5.Perverse incentives of special purpose acquisition companies, the “poor man's private equity funds”
Lora Dimitrova
Journal of Accounting and Economics,2017,63(1):99-120
ABSTRACT
Special purpose acquisition companies (SPACs) are an alternative investment, structured as a one-shot private equity (PE) deal. Significant cross-sectional variation exists in SPACs' performance, which can be explained by the strong implicit incentives embedded in contracts. SPAC performance is worse for acquisitions announced near the predetermined two-year deadline, for acquisitions with deferred initial public offering underwriting fees, and for acquisitions with market value close to the required 80% threshold. Also, sponsors' involvement in the merged firm's governance improves long-term performance. This evidence has important implications given SPACs' high popularity in recent years and the new PE industry's trend toward deal-by-deal fund-raising.
6.Earnings expectations and employee safety
Judson Caskey, N. Bugra Ozel
Journal of Accounting and Economics,2017,63(1):121-141
ABSTRACT
We examine the relation between workplace safety and managers’ attempts to meet earnings expectations. Using establishment-level data on workplace safety from the Occupational Safety and Health Administration, we document significantly higher injury/illness rates in firms that meet or just beat analyst forecasts compared to firms that miss or comfortably beat analyst forecasts.
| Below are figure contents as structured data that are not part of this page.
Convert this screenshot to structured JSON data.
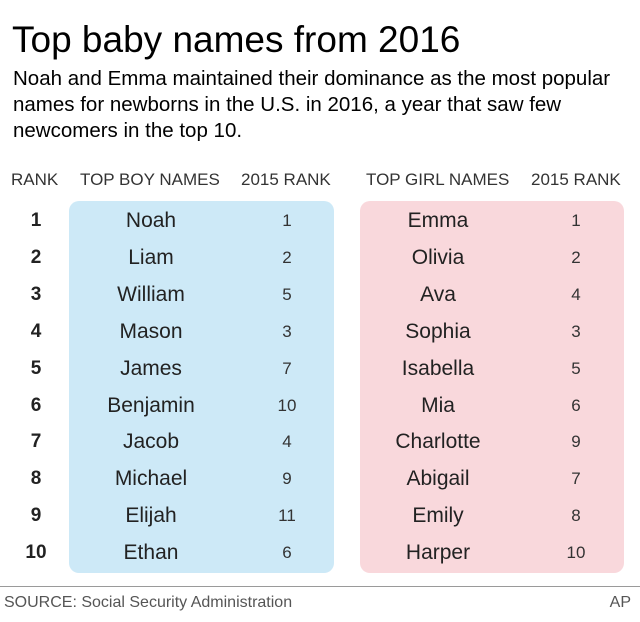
{
  "title": "Top baby names from 2016",
  "subtitle": "Noah and Emma maintained their dominance as the most popular names for newborns in the U.S. in 2016, a year that saw few newcomers in the top 10.",
  "columns": {
    "rank": "RANK",
    "boys": "TOP BOY NAMES",
    "boys_prev": "2015 RANK",
    "girls": "TOP GIRL NAMES",
    "girls_prev": "2015 RANK"
  },
  "colors": {
    "boys_panel": "#cde9f7",
    "girls_panel": "#f9d8dc"
  },
  "chart_data": {
    "type": "table",
    "rows": [
      {
        "rank": "1",
        "boy": "Noah",
        "boy_2015": "1",
        "girl": "Emma",
        "girl_2015": "1"
      },
      {
        "rank": "2",
        "boy": "Liam",
        "boy_2015": "2",
        "girl": "Olivia",
        "girl_2015": "2"
      },
      {
        "rank": "3",
        "boy": "William",
        "boy_2015": "5",
        "girl": "Ava",
        "girl_2015": "4"
      },
      {
        "rank": "4",
        "boy": "Mason",
        "boy_2015": "3",
        "girl": "Sophia",
        "girl_2015": "3"
      },
      {
        "rank": "5",
        "boy": "James",
        "boy_2015": "7",
        "girl": "Isabella",
        "girl_2015": "5"
      },
      {
        "rank": "6",
        "boy": "Benjamin",
        "boy_2015": "10",
        "girl": "Mia",
        "girl_2015": "6"
      },
      {
        "rank": "7",
        "boy": "Jacob",
        "boy_2015": "4",
        "girl": "Charlotte",
        "girl_2015": "9"
      },
      {
        "rank": "8",
        "boy": "Michael",
        "boy_2015": "9",
        "girl": "Abigail",
        "girl_2015": "7"
      },
      {
        "rank": "9",
        "boy": "Elijah",
        "boy_2015": "11",
        "girl": "Emily",
        "girl_2015": "8"
      },
      {
        "rank": "10",
        "boy": "Ethan",
        "boy_2015": "6",
        "girl": "Harper",
        "girl_2015": "10"
      }
    ]
  },
  "footer": {
    "source": "SOURCE: Social Security Administration",
    "credit": "AP"
  }
}
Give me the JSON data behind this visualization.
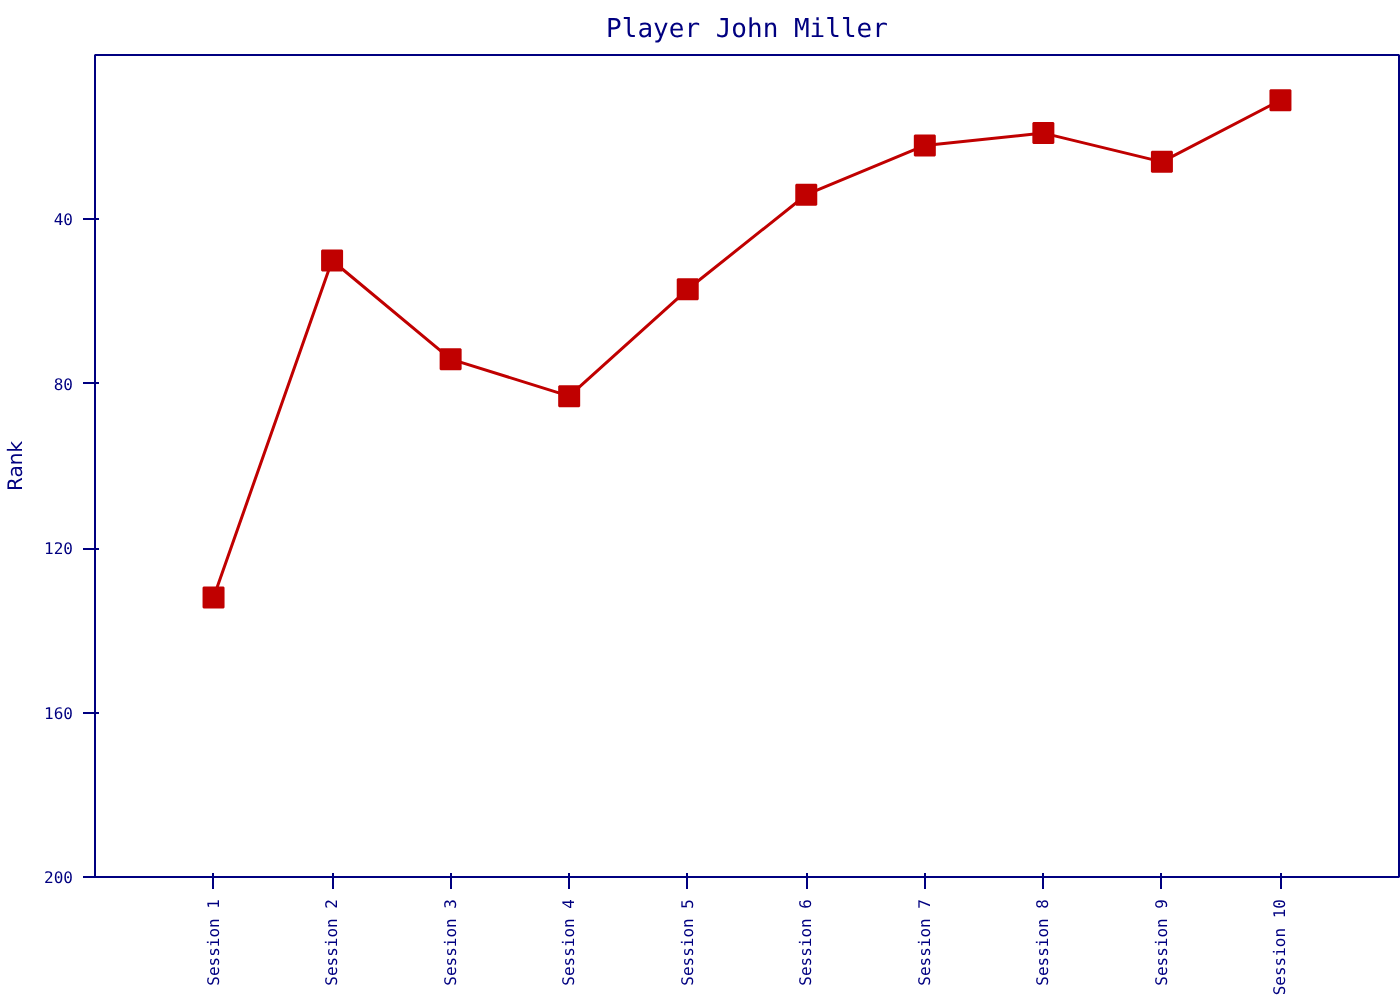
{
  "chart_data": {
    "type": "line",
    "title": "Player John Miller",
    "ylabel": "Rank",
    "categories": [
      "Session 1",
      "Session 2",
      "Session 3",
      "Session 4",
      "Session 5",
      "Session 6",
      "Session 7",
      "Session 8",
      "Session 9",
      "Session 10"
    ],
    "series": [
      {
        "color": "#c00000",
        "values": [
          132,
          50,
          74,
          83,
          57,
          34,
          22,
          19,
          26,
          11
        ]
      }
    ],
    "ylim": [
      200,
      0
    ],
    "yticks": [
      40,
      80,
      120,
      160,
      200
    ],
    "grid": false,
    "marker": "square",
    "line_style": "solid"
  }
}
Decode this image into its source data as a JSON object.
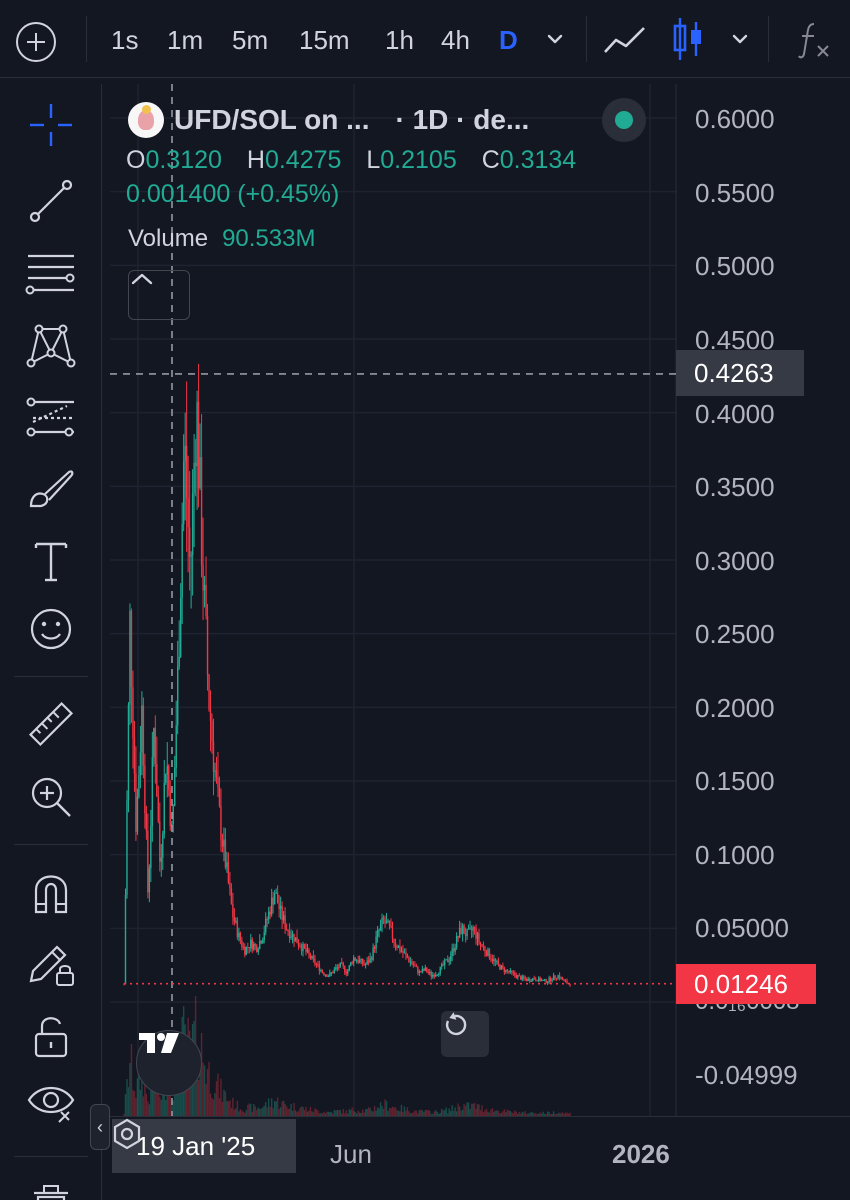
{
  "toolbar": {
    "timeframes": [
      "1s",
      "1m",
      "5m",
      "15m",
      "1h",
      "4h",
      "D"
    ],
    "active_timeframe": "D"
  },
  "symbol": {
    "title": "UFD/SOL on ...",
    "interval_info": "· 1D · de...",
    "status_color": "#22ab94"
  },
  "ohlc": {
    "open_label": "O",
    "open": "0.3120",
    "high_label": "H",
    "high": "0.4275",
    "low_label": "L",
    "low": "0.2105",
    "close_label": "C",
    "close": "0.3134",
    "change": "0.001400 (+0.45%)"
  },
  "volume": {
    "label": "Volume",
    "value": "90.533M"
  },
  "price_axis": {
    "labels": [
      "0.6000",
      "0.5500",
      "0.5000",
      "0.4500",
      "0.4000",
      "0.3500",
      "0.3000",
      "0.2500",
      "0.2000",
      "0.1500",
      "0.1000",
      "0.05000",
      "-0.04999"
    ],
    "crosshair_price": "0.4263",
    "last_price": "0.01246",
    "last_price_under": "0.0₁₆0008"
  },
  "time_axis": {
    "crosshair_date": "19 Jan '25",
    "labels": [
      "Jun",
      "2026"
    ]
  },
  "colors": {
    "up": "#22ab94",
    "down": "#f23645",
    "accent": "#2962ff",
    "background": "#131722"
  },
  "icons": [
    "add-icon",
    "chevron-down-icon",
    "line-chart-icon",
    "candles-icon",
    "indicators-icon",
    "crosshair-icon",
    "trend-line-icon",
    "fib-icon",
    "pattern-icon",
    "projection-icon",
    "brush-icon",
    "text-icon",
    "emoji-icon",
    "ruler-icon",
    "zoom-in-icon",
    "magnet-icon",
    "pencil-lock-icon",
    "lock-icon",
    "eye-icon",
    "trash-icon",
    "reset-icon",
    "settings-icon"
  ],
  "chart_data": {
    "type": "candlestick",
    "y_range": [
      -0.075,
      0.62
    ],
    "crosshair": {
      "date": "19 Jan '25",
      "price": 0.4263
    },
    "last_price": 0.01246,
    "ohlc_at_crosshair": {
      "open": 0.312,
      "high": 0.4275,
      "low": 0.2105,
      "close": 0.3134
    },
    "volume_at_crosshair": "90.533M",
    "approx_price_path": [
      0.012,
      0.26,
      0.12,
      0.2,
      0.07,
      0.19,
      0.09,
      0.17,
      0.11,
      0.23,
      0.38,
      0.29,
      0.41,
      0.3,
      0.21,
      0.16,
      0.12,
      0.09,
      0.06,
      0.045,
      0.035,
      0.04,
      0.037,
      0.045,
      0.06,
      0.075,
      0.06,
      0.05,
      0.045,
      0.04,
      0.035,
      0.03,
      0.025,
      0.02,
      0.018,
      0.022,
      0.025,
      0.02,
      0.03,
      0.028,
      0.025,
      0.03,
      0.045,
      0.055,
      0.05,
      0.04,
      0.035,
      0.03,
      0.025,
      0.02,
      0.022,
      0.018,
      0.02,
      0.025,
      0.03,
      0.04,
      0.05,
      0.045,
      0.05,
      0.04,
      0.035,
      0.03,
      0.025,
      0.022,
      0.02,
      0.018,
      0.016,
      0.015,
      0.016,
      0.015,
      0.014,
      0.016,
      0.018,
      0.014,
      0.012
    ]
  }
}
The higher injury/illness rates in firms that meet or just beat analyst forecasts are associated with both increases in employee workloads and in abnormal reductions of discretionary expenses. The relation between benchmark beating and workplace safety is stronger when there is less union presence, when workers’ compensation premiums are less sensitive to injury claims, and among firms with less government business. Our findings highlight a specific consequence of managers’ attempts to meet earnings expectations through real activities management.
7.Takeover defenses: Entrenchment and efficiency
Sanjeev Bhojraj, Partha Sengupta, Suning Zhang
Journal of Accounting and Economics,2017,63(1):142-160
ABSTRACT
This paper explores the potential role of anti-takeover provisions (ATPs) in long-term value creation. Using a change in the legal environment in Delaware as an exogenous event, we document that a subset of firms with a relatively longer term focus (innovative firms) benefit from ATPs. Particularly, these firms experience an increase in Tobin's Q following a state law change in Delaware that increases the effectiveness of ATPs in defending against hostile takeovers. This increase is greater than that for non-innovative firms in Delaware as well as for innovative firms outside Delaware. Furthermore, the innovative firms in Delaware experience a stronger positive market reaction around the state law change dates, relative to other firms. Finally, in a cross-sectional setting we find that innovative firms with above-average takeover protection outperform other firms and are less likely to engage in harmful real earnings management. Taken together, these results provide empirical evidence of potential benefits of ATPs and help explain why such protection continues to be prevalent in the United States.